My father, a topographer, frequently travelled, in my mind mapping unknown territories that stretched far away; farmlands, swamps, rivers, Venetian castles and rugged coastlines. In summer nights he used to carry me on his shoulders and I marvelled at the huge moonlight shadow we formed as we walked back from my aunt’s labyrinthine house. 

Zooming in and out I approached our house from both streets, absorbing every detail, the doorway, the verandas, the steps the railing in the balconies, the window shutters, the height of the pavement, the distance of the windows from the ground, all of which seem to have shrunk in the meantime. I measured my steps, charting the distance between our door and the entrance to the shop on the ground floor, the spot where I sat waiting for the ice cream man who used to wheel his ice-cream tricycle around the town. My memories were now digitally ‘enhanced’ by that unusual combination of Google Earth reality and slippery recollections of childhood. In vain I tried to get a view of the west-facing veranda, to see the world as I would have seen it from the balcony, a theatre box overlooking the scenography of streets, courtyards and gardens. This was a scenography of hide and seek, of witches and wizards with broom sticks, of boys and tomboys kicking stones and climbing the tall trees. The more I saw of the fragments it gave me access to, the more Google Earth became an accomplice to the imagination. Memories flooded back but not complete, so many unremembered sides, the neighing of horses, the smell of stale wine, the jars of olives, the scent of ripe peaches and melons.
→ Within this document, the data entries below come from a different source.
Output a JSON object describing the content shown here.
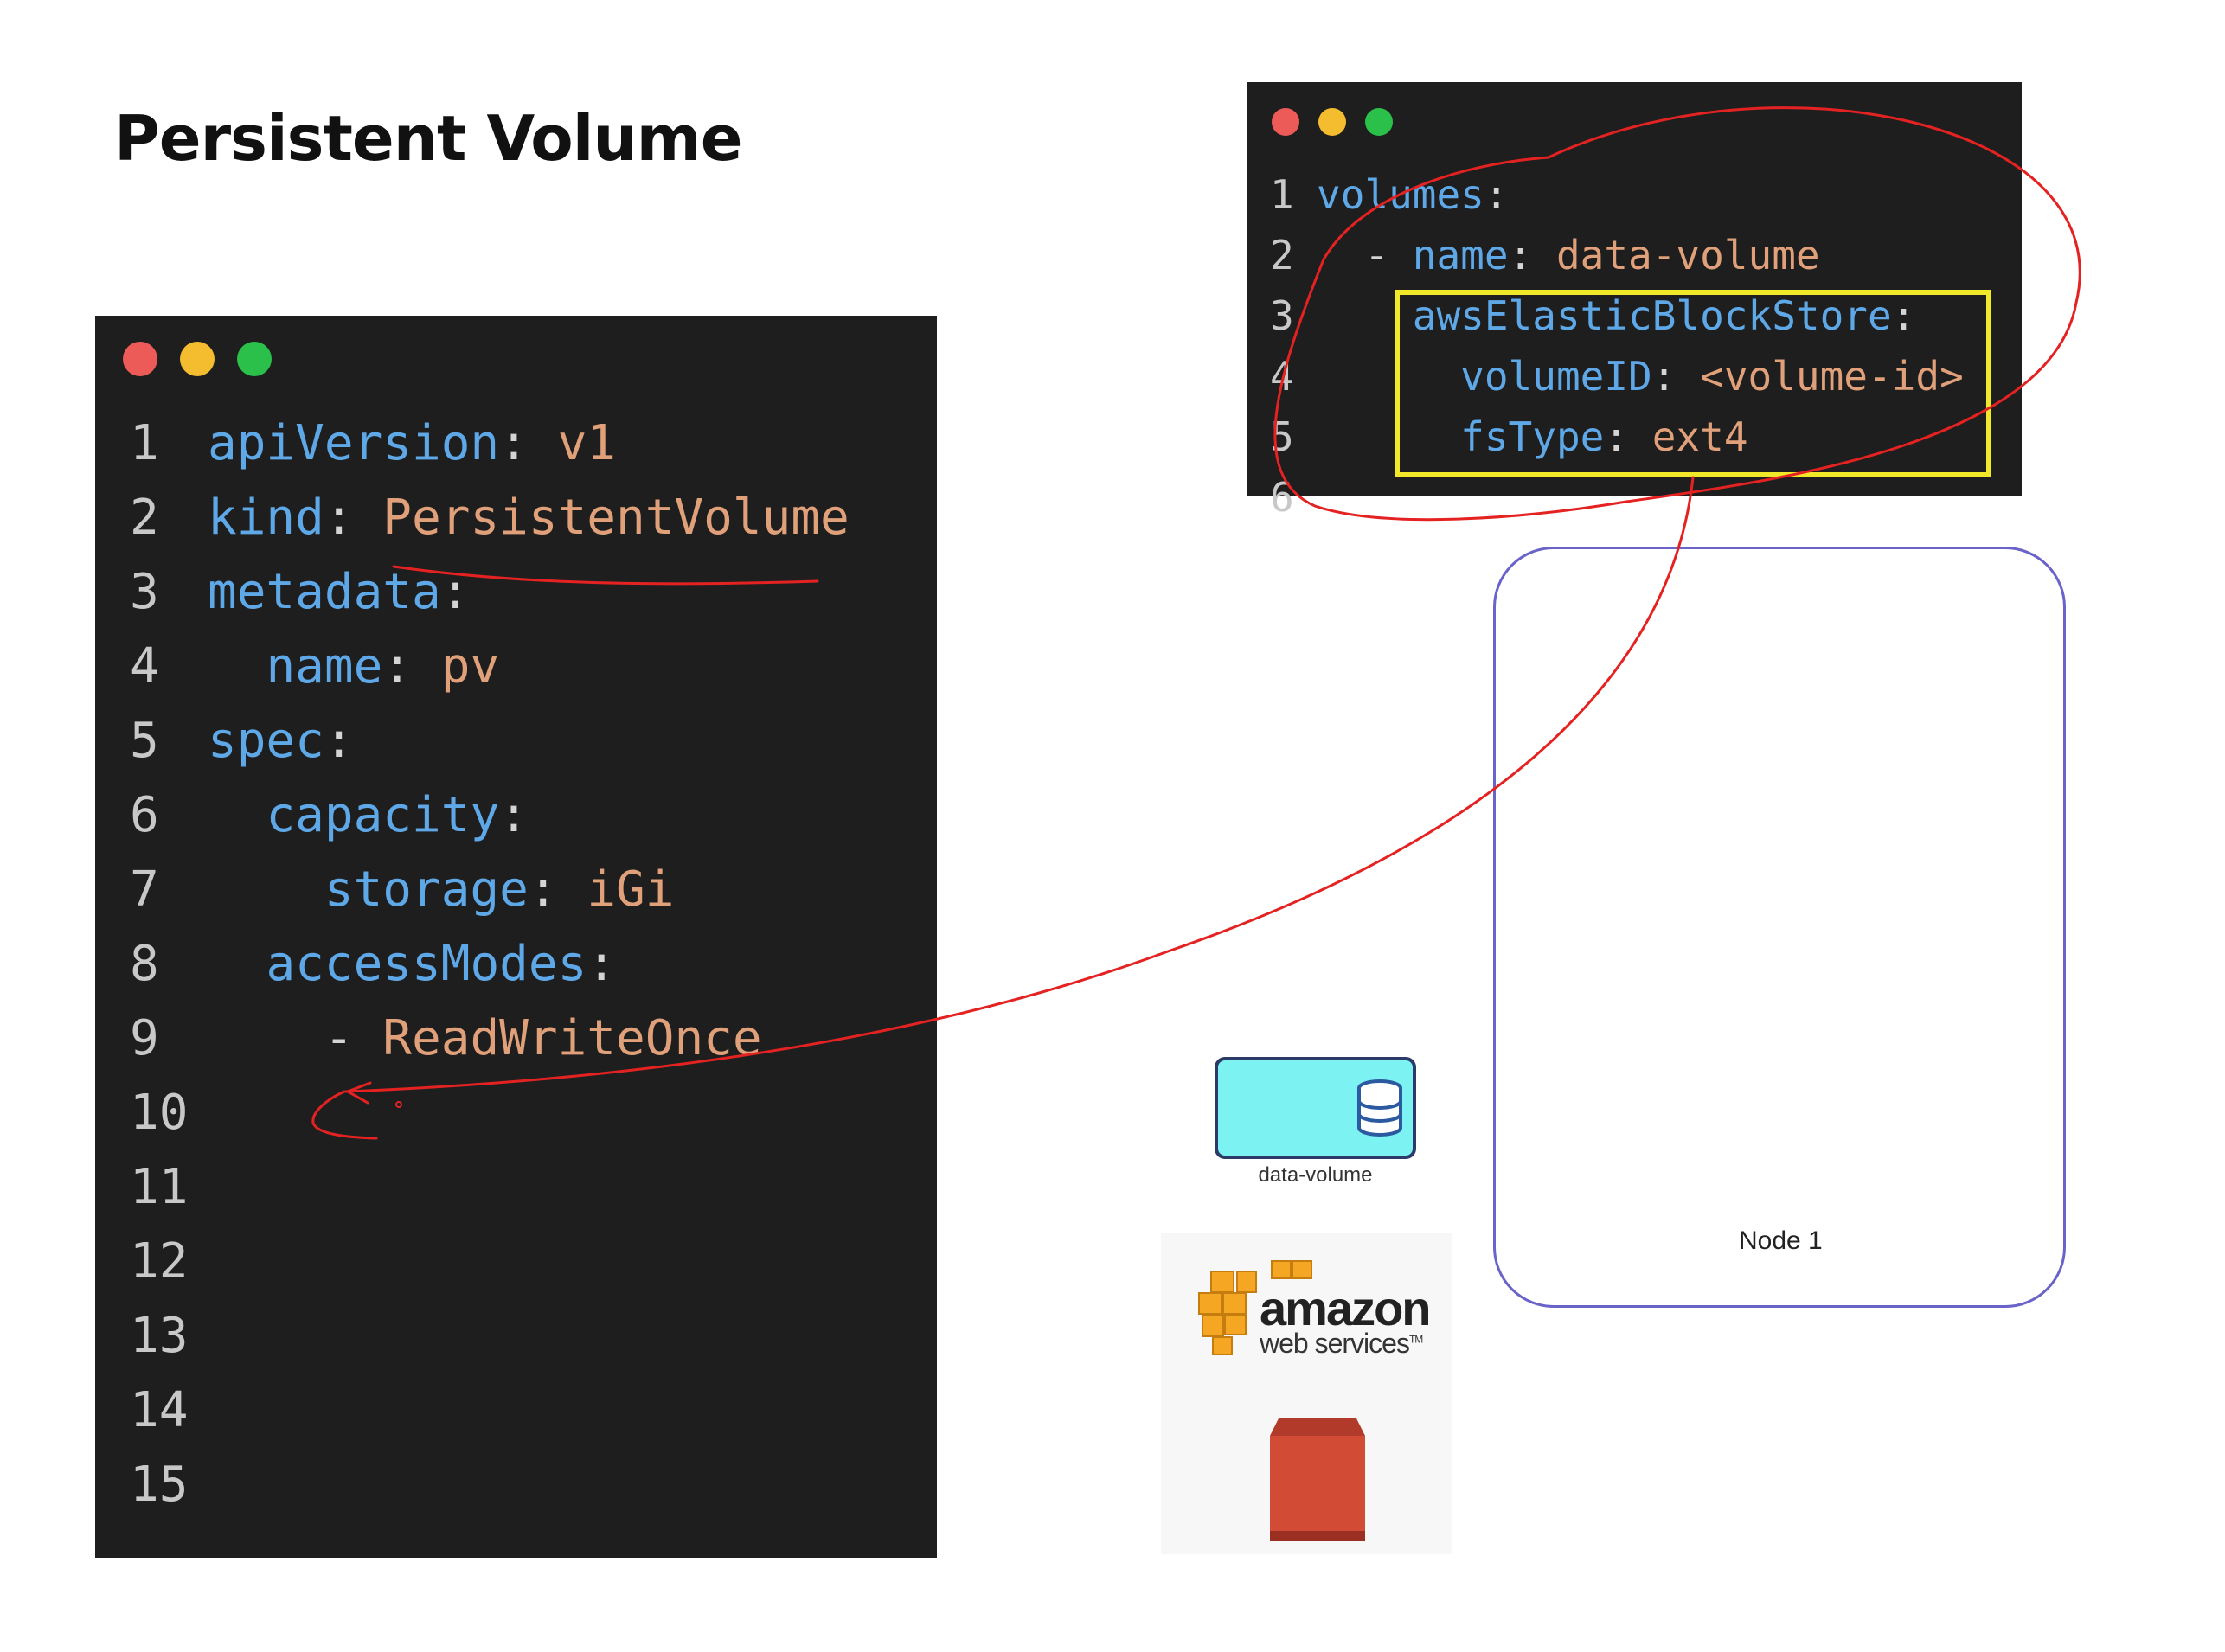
{
  "title": "Persistent Volume",
  "colors": {
    "editor_bg": "#1e1e1e",
    "key": "#5fa8e8",
    "value": "#e0a07a",
    "dot_red": "#ec5b58",
    "dot_yellow": "#f4bc2f",
    "dot_green": "#2bc04a",
    "highlight": "#f2e82a",
    "annotation": "#e52222",
    "node_border": "#6a63c9",
    "volume_fill": "#7df2f2"
  },
  "pv_editor": {
    "window_dots": [
      "red",
      "yellow",
      "green"
    ],
    "lines": [
      {
        "num": "1",
        "indent": "",
        "key": "apiVersion",
        "sep": ": ",
        "value": "v1"
      },
      {
        "num": "2",
        "indent": "",
        "key": "kind",
        "sep": ": ",
        "value": "PersistentVolume"
      },
      {
        "num": "3",
        "indent": "",
        "key": "metadata",
        "sep": ":",
        "value": ""
      },
      {
        "num": "4",
        "indent": "  ",
        "key": "name",
        "sep": ": ",
        "value": "pv"
      },
      {
        "num": "5",
        "indent": "",
        "key": "spec",
        "sep": ":",
        "value": ""
      },
      {
        "num": "6",
        "indent": "  ",
        "key": "capacity",
        "sep": ":",
        "value": ""
      },
      {
        "num": "7",
        "indent": "    ",
        "key": "storage",
        "sep": ": ",
        "value": "iGi"
      },
      {
        "num": "8",
        "indent": "  ",
        "key": "accessModes",
        "sep": ":",
        "value": ""
      },
      {
        "num": "9",
        "indent": "    ",
        "key": "",
        "sep": "- ",
        "value": "ReadWriteOnce"
      },
      {
        "num": "10",
        "indent": "",
        "key": "",
        "sep": "",
        "value": ""
      },
      {
        "num": "11",
        "indent": "",
        "key": "",
        "sep": "",
        "value": ""
      },
      {
        "num": "12",
        "indent": "",
        "key": "",
        "sep": "",
        "value": ""
      },
      {
        "num": "13",
        "indent": "",
        "key": "",
        "sep": "",
        "value": ""
      },
      {
        "num": "14",
        "indent": "",
        "key": "",
        "sep": "",
        "value": ""
      },
      {
        "num": "15",
        "indent": "",
        "key": "",
        "sep": "",
        "value": ""
      }
    ]
  },
  "pod_editor": {
    "window_dots": [
      "red",
      "yellow",
      "green"
    ],
    "lines": [
      {
        "num": "1",
        "indent": "",
        "key": "volumes",
        "sep": ":",
        "value": ""
      },
      {
        "num": "2",
        "indent": "  ",
        "key": "name",
        "sep": ": ",
        "value": "data-volume",
        "dash": "- "
      },
      {
        "num": "3",
        "indent": "    ",
        "key": "awsElasticBlockStore",
        "sep": ":",
        "value": ""
      },
      {
        "num": "4",
        "indent": "      ",
        "key": "volumeID",
        "sep": ": ",
        "value": "<volume-id>"
      },
      {
        "num": "5",
        "indent": "      ",
        "key": "fsType",
        "sep": ": ",
        "value": "ext4"
      },
      {
        "num": "6",
        "indent": "",
        "key": "",
        "sep": "",
        "value": ""
      }
    ]
  },
  "diagram": {
    "volume_label": "data-volume",
    "volume_icon": "database-icon",
    "node_label": "Node 1",
    "aws_logo_text": "amazon",
    "aws_logo_subtext": "web services",
    "aws_logo_tm": "TM",
    "aws_service_icon": "ebs-volume-icon"
  }
}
As a Google Earth flaneur, I ventured to explore the other places and half remembered patches that filled in my three-by-three block world or linked to the territory beyond. The house with the fishpond remains intact with a more recent generation of gold fish. My other aunt’s house is also there, though now adorned with graffiti, a garden abandoned to the weeds and broken windows, a testament to the difficult times. In spite of a clear exterior view, like this ruin, my memory of its interior is still disjointed, broken into many rooms and levels. Some things will never link and we will remain lost in their fragments. But then in my block-by-block travels I discovered that I can see other connections. Surprisingly a straight route along Plato Street from our house led to that small white church. The street is no longer broken down by a hedge, but stretches away through that pastoral-industrial land bending around the church to resume its straight course to the seaside. So if I had drawn a straight line on a map it would have linked our house with the church which back then stood somewhere in a nebulous ground.
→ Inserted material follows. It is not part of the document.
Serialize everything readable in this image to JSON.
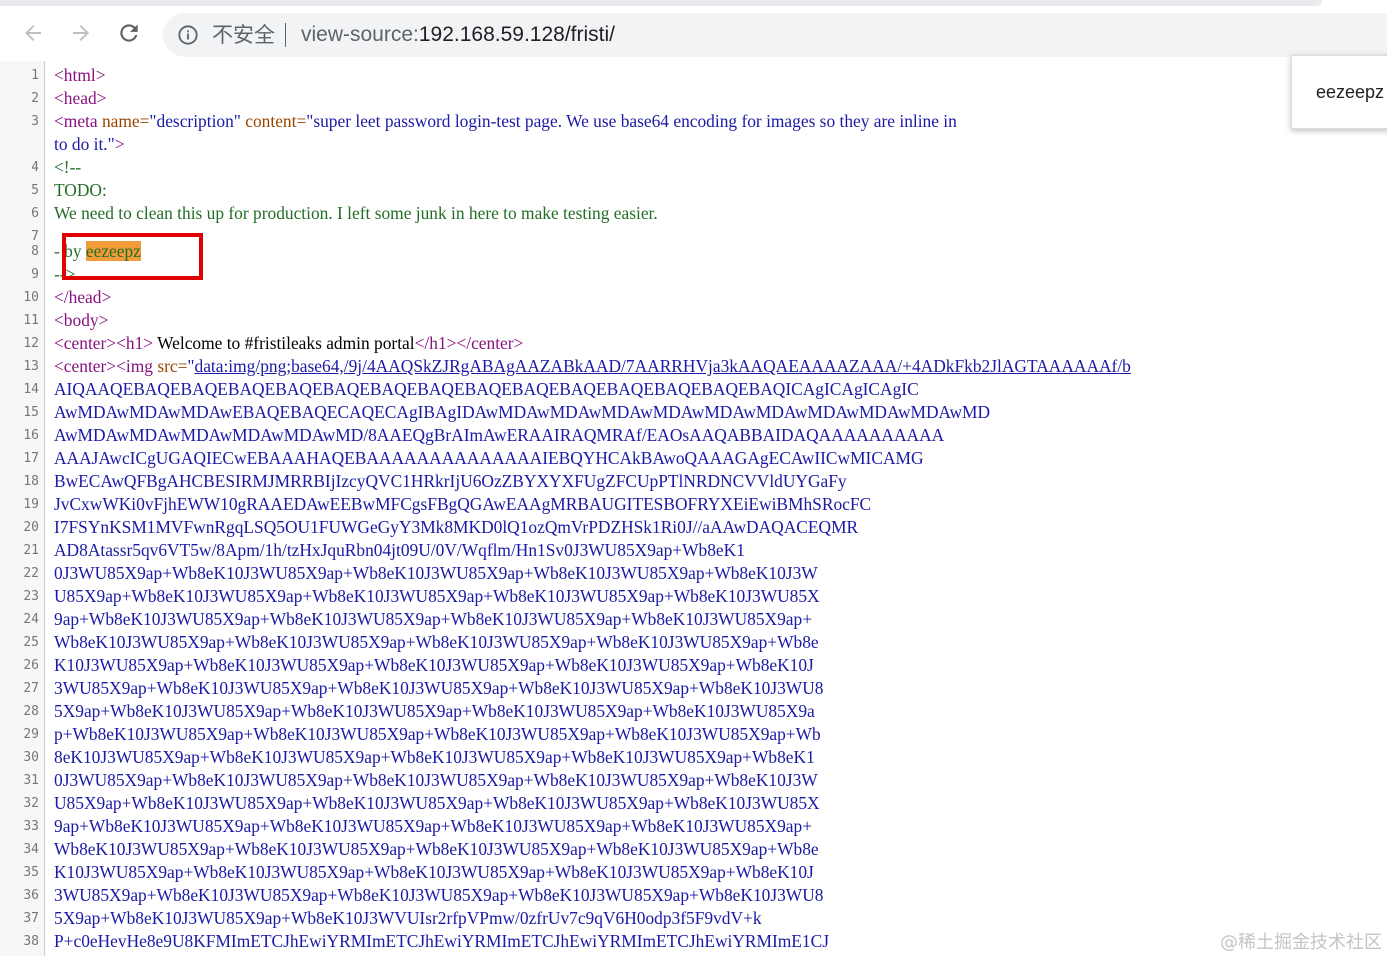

‘A straight line from our house leads down to that church’ I told my father excitedly later in the week. By now my father had lost entirely his sight in one eye and nearly half in the other. Although a topographer, he was oblivious to the treasure trove revealed by Google Earth. Like me back then he could not walk more than three blocks away, and like an ancient ruin was largely living in the shadows. Showing no surprise he exclaimed ‘Oh, I did that plan, I was commissioned to produce a plan, fill it with square blocks, price the plots and drew the street so as to bend around the church and continue on the other side’. So he had produced the plan that squared up and divided that unfamiliar territory expanding what was then my three-by-three block ground. He had established coordinates locating this land in the world and connecting it to its neighbours in a rational way.

Temporally the two events, my current discovery and his plan, which he drafted back then when things did not yet link, were as unconnected as the church and our house. Whether labyrinthine or ordered by grids the world was suddenly shrinking back again to Plato Street and our house, where mysterious and imaginative understanding was being overlaid with Cartesian knowledge.

My memories had been broken and patched and broken and patched again by a spatio-temporal cartography and geography beyond simple -comprehension. The only non-paradoxical thing I could extract from my refashioned recollections was a picture of the house, and here it is, a gate to the past, the infinite space-time, aligning and misaligning the geo-referenced mind.